Now, the coefficient of $x$ must be equal $$2c = -(a+c-b)(\alpha + \beta)$$ and with some algebra you get $$\frac{c}{a-b} = -\frac{\alpha + \beta}{\alpha + \beta +2} \in \Bbb{Q}$$

Answer 2

Reduce this to a monic form:

$$ x^2+\frac{2c}{a+c-b}x+\frac{b+c-a}{a+c-b} $$

then as the roots are rational so are the sum and product of the roots, so both $\frac{2c}{a+c-b}$ and $\frac{b+c-a}{a+c-b}$ are rational and so $\frac{c}{b+c-a}$ is also rational, and you should be able to take it from there.

Answer 3

Note that, when $x=-1$, we get $$ (a+c-b)-2c+(b+c-a)=0 $$ so $-1$ is a root for every choice of the parameters $a$, $b$ and $c$. Even if $a+c-b=0$, that would give $c/(a-b)=-1$.
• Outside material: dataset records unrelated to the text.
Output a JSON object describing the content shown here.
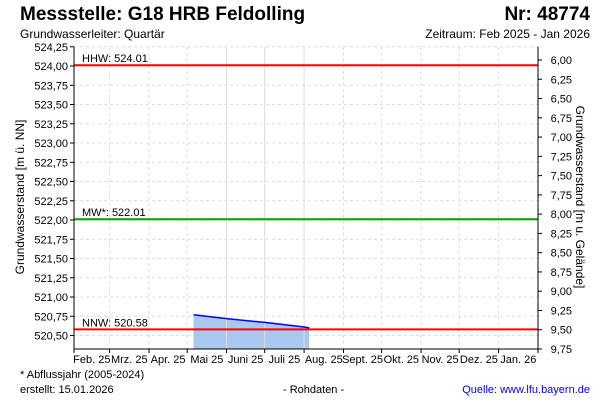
{
  "header": {
    "title": "Messstelle: G18 HRB Feldolling",
    "number": "Nr: 48774",
    "aquifer": "Grundwasserleiter: Quartär",
    "period": "Zeitraum: Feb 2025 - Jan 2026"
  },
  "footer": {
    "note": "* Abflussjahr (2005-2024)",
    "created": "erstellt:  15.01.2026",
    "raw": "- Rohdaten -",
    "source": "Quelle: www.lfu.bayern.de"
  },
  "chart_data": {
    "type": "area",
    "ylabel": "Grundwasserstand [m ü. NN]",
    "ylabel_right": "Grundwasserstand [m u. Gelände]",
    "ylim": [
      520.325,
      524.25
    ],
    "ylim_right": [
      5.828,
      9.75
    ],
    "yticks": [
      "524,25",
      "524,00",
      "523,75",
      "523,50",
      "523,25",
      "523,00",
      "522,75",
      "522,50",
      "522,25",
      "522,00",
      "521,75",
      "521,50",
      "521,25",
      "521,00",
      "520,75",
      "520,50"
    ],
    "yticks_right": [
      "6,00",
      "6,25",
      "6,50",
      "6,75",
      "7,00",
      "7,25",
      "7,50",
      "7,75",
      "8,00",
      "8,25",
      "8,50",
      "8,75",
      "9,00",
      "9,25",
      "9,50",
      "9,75"
    ],
    "xticks": [
      "Feb. 25",
      "Mrz. 25",
      "Apr. 25",
      "Mai 25",
      "Juni 25",
      "Juli 25",
      "Aug. 25",
      "Sept. 25",
      "Okt. 25",
      "Nov. 25",
      "Dez. 25",
      "Jan. 26"
    ],
    "grid": true,
    "reference_lines": [
      {
        "label": "HHW: 524.01",
        "value": 524.01,
        "color": "#ff0000"
      },
      {
        "label": "MW*: 522.01",
        "value": 522.01,
        "color": "#00a000"
      },
      {
        "label": "NNW: 520.58",
        "value": 520.58,
        "color": "#ff0000"
      }
    ],
    "series": [
      {
        "color": "#0000ff",
        "fill": "#a8c8f0",
        "x": [
          "2025-05-06",
          "2025-06-01",
          "2025-07-01",
          "2025-08-01",
          "2025-08-05"
        ],
        "y": [
          520.77,
          520.72,
          520.67,
          520.61,
          520.6
        ]
      }
    ]
  }
}
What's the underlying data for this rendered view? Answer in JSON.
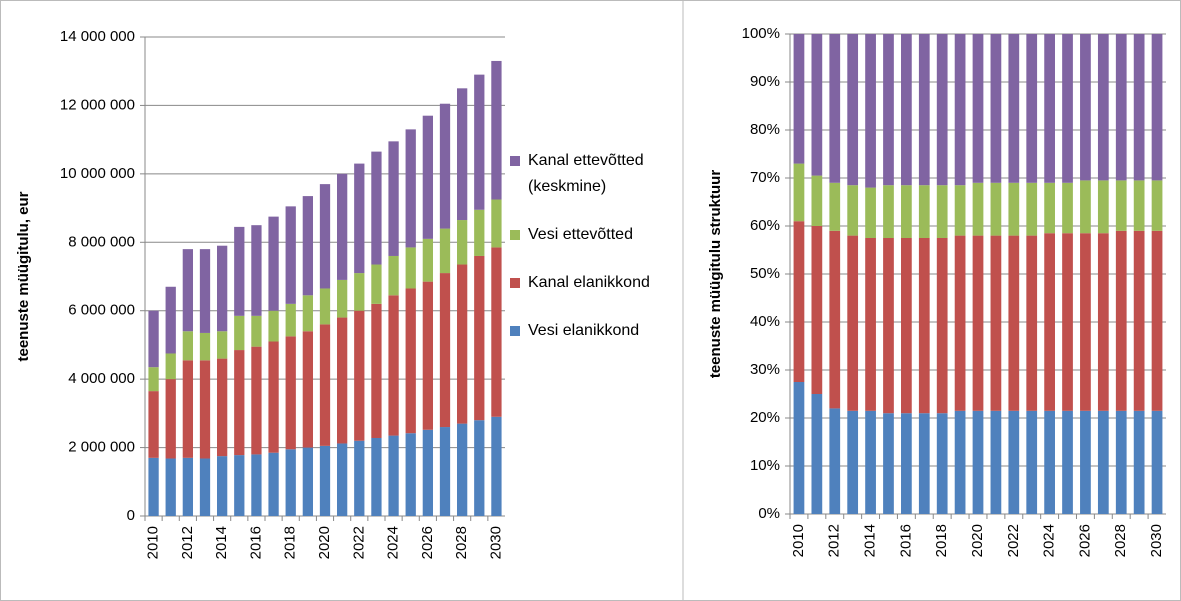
{
  "chart_data": [
    {
      "type": "stacked_bar",
      "y_label": "teenuste müügitulu, eur",
      "categories": [
        "2010",
        null,
        "2012",
        null,
        "2014",
        null,
        "2016",
        null,
        "2018",
        null,
        "2020",
        null,
        "2022",
        null,
        "2024",
        null,
        "2026",
        null,
        "2028",
        null,
        "2030"
      ],
      "ylim": [
        0,
        14000000
      ],
      "yticks": [
        {
          "value": 0,
          "label": "0"
        },
        {
          "value": 2000000,
          "label": "2 000 000"
        },
        {
          "value": 4000000,
          "label": "4 000 000"
        },
        {
          "value": 6000000,
          "label": "6 000 000"
        },
        {
          "value": 8000000,
          "label": "8 000 000"
        },
        {
          "value": 10000000,
          "label": "10 000 000"
        },
        {
          "value": 12000000,
          "label": "12 000 000"
        },
        {
          "value": 14000000,
          "label": "14 000 000"
        }
      ],
      "grid": true,
      "legend": "right",
      "series": [
        {
          "name": "Vesi elanikkond",
          "color": "#4f81bd",
          "values": [
            1700000,
            1680000,
            1700000,
            1680000,
            1750000,
            1780000,
            1800000,
            1850000,
            1950000,
            2000000,
            2050000,
            2120000,
            2200000,
            2280000,
            2350000,
            2420000,
            2520000,
            2600000,
            2700000,
            2800000,
            2900000
          ]
        },
        {
          "name": "Kanal elanikkond",
          "color": "#c0504d",
          "values": [
            1950000,
            2320000,
            2850000,
            2870000,
            2850000,
            3070000,
            3150000,
            3250000,
            3300000,
            3400000,
            3550000,
            3680000,
            3800000,
            3920000,
            4100000,
            4230000,
            4330000,
            4500000,
            4650000,
            4800000,
            4950000
          ]
        },
        {
          "name": "Vesi ettevõtted",
          "color": "#9bbb59",
          "values": [
            700000,
            750000,
            850000,
            800000,
            800000,
            1000000,
            900000,
            900000,
            950000,
            1050000,
            1050000,
            1100000,
            1100000,
            1150000,
            1150000,
            1200000,
            1250000,
            1300000,
            1300000,
            1350000,
            1400000
          ]
        },
        {
          "name": "Kanal ettevõtted (keskmine)",
          "color": "#8064a2",
          "values": [
            1650000,
            1950000,
            2400000,
            2450000,
            2500000,
            2600000,
            2650000,
            2750000,
            2850000,
            2900000,
            3050000,
            3100000,
            3200000,
            3300000,
            3350000,
            3450000,
            3600000,
            3650000,
            3850000,
            3950000,
            4050000
          ]
        }
      ]
    },
    {
      "type": "stacked_bar",
      "y_label": "teenuste müügitulu struktuur",
      "categories": [
        "2010",
        null,
        "2012",
        null,
        "2014",
        null,
        "2016",
        null,
        "2018",
        null,
        "2020",
        null,
        "2022",
        null,
        "2024",
        null,
        "2026",
        null,
        "2028",
        null,
        "2030"
      ],
      "ylim": [
        0,
        100
      ],
      "yticks": [
        {
          "value": 0,
          "label": "0%"
        },
        {
          "value": 10,
          "label": "10%"
        },
        {
          "value": 20,
          "label": "20%"
        },
        {
          "value": 30,
          "label": "30%"
        },
        {
          "value": 40,
          "label": "40%"
        },
        {
          "value": 50,
          "label": "50%"
        },
        {
          "value": 60,
          "label": "60%"
        },
        {
          "value": 70,
          "label": "70%"
        },
        {
          "value": 80,
          "label": "80%"
        },
        {
          "value": 90,
          "label": "90%"
        },
        {
          "value": 100,
          "label": "100%"
        }
      ],
      "grid": true,
      "series": [
        {
          "color": "#4f81bd",
          "values": [
            27.5,
            25,
            22,
            21.5,
            21.5,
            21,
            21,
            21,
            21,
            21.5,
            21.5,
            21.5,
            21.5,
            21.5,
            21.5,
            21.5,
            21.5,
            21.5,
            21.5,
            21.5,
            21.5
          ]
        },
        {
          "color": "#c0504d",
          "values": [
            33.5,
            35,
            37,
            36.5,
            36,
            36.5,
            36.5,
            36.5,
            36.5,
            36.5,
            36.5,
            36.5,
            36.5,
            36.5,
            37,
            37,
            37,
            37,
            37.5,
            37.5,
            37.5
          ]
        },
        {
          "color": "#9bbb59",
          "values": [
            12,
            10.5,
            10,
            10.5,
            10.5,
            11,
            11,
            11,
            11,
            10.5,
            11,
            11,
            11,
            11,
            10.5,
            10.5,
            11,
            11,
            10.5,
            10.5,
            10.5
          ]
        },
        {
          "color": "#8064a2",
          "values": [
            27,
            29.5,
            31,
            31.5,
            32,
            31.5,
            31.5,
            31.5,
            31.5,
            31.5,
            31,
            31,
            31,
            31,
            31,
            31,
            30.5,
            30.5,
            30.5,
            30.5,
            30.5
          ]
        }
      ]
    }
  ]
}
This leads into checking option b. So, suppose $a+c-b\ne0$. The factorization of the polynomial is $$ (x+1)\bigl((a+c-b)x+c-a+b\bigr) $$ so the second root is $$ \frac{(a-b)-c}{(a-b)+c}=\frac{1-\dfrac{c}{a-b}}{1+\dfrac{c}{a-b}} $$ If this is to be rational, also $c/(a-b)$ is rational.

Answer 4

We know that your two roots are rational: $$ r_1 = \frac{-2c + (a - b)}{2(a - b + c)} \in \mathbb Q \qquad\text{and}\qquad r_2 = \frac{-2c - (a - b)}{2(a - b + c)} \in \mathbb Q $$ Hence, their sum and difference are also rational: $$ r_1 + r_2 = \frac{c}{a - b + c} \in \mathbb Q \qquad\text{and}\qquad r_1 - r_2 = \frac{a - b}{a - b + c} \in \mathbb Q $$ But then their quotient is also rational: $$ \frac{r_1 + r_2}{r_1 - r_2} = \frac{c}{a - b} \in \mathbb Q $$

Answer 5

The roots are

$$\frac{-2c\pm \sqrt{4c^2 - 4(c+(a-b))(c-(a-b))}}{2(a+c-b)}$$

$$=\frac{-c\pm (a-b)}{a+c-b}$$

$=\frac{a-b-c}{a-b+c}$ or $\frac{-a+b-c}{a-b+c}=-1$

For the first root,

$$=\frac{a-b+c-2c}{a-b+c}=1-\frac{2c}{a-b+c}$$

So $\frac{2c}{a-b+c}$ is rational, so its inverse is also rational

$\frac{a-b+c}{2c}=\frac{a-b}{2c}+\frac 1 2$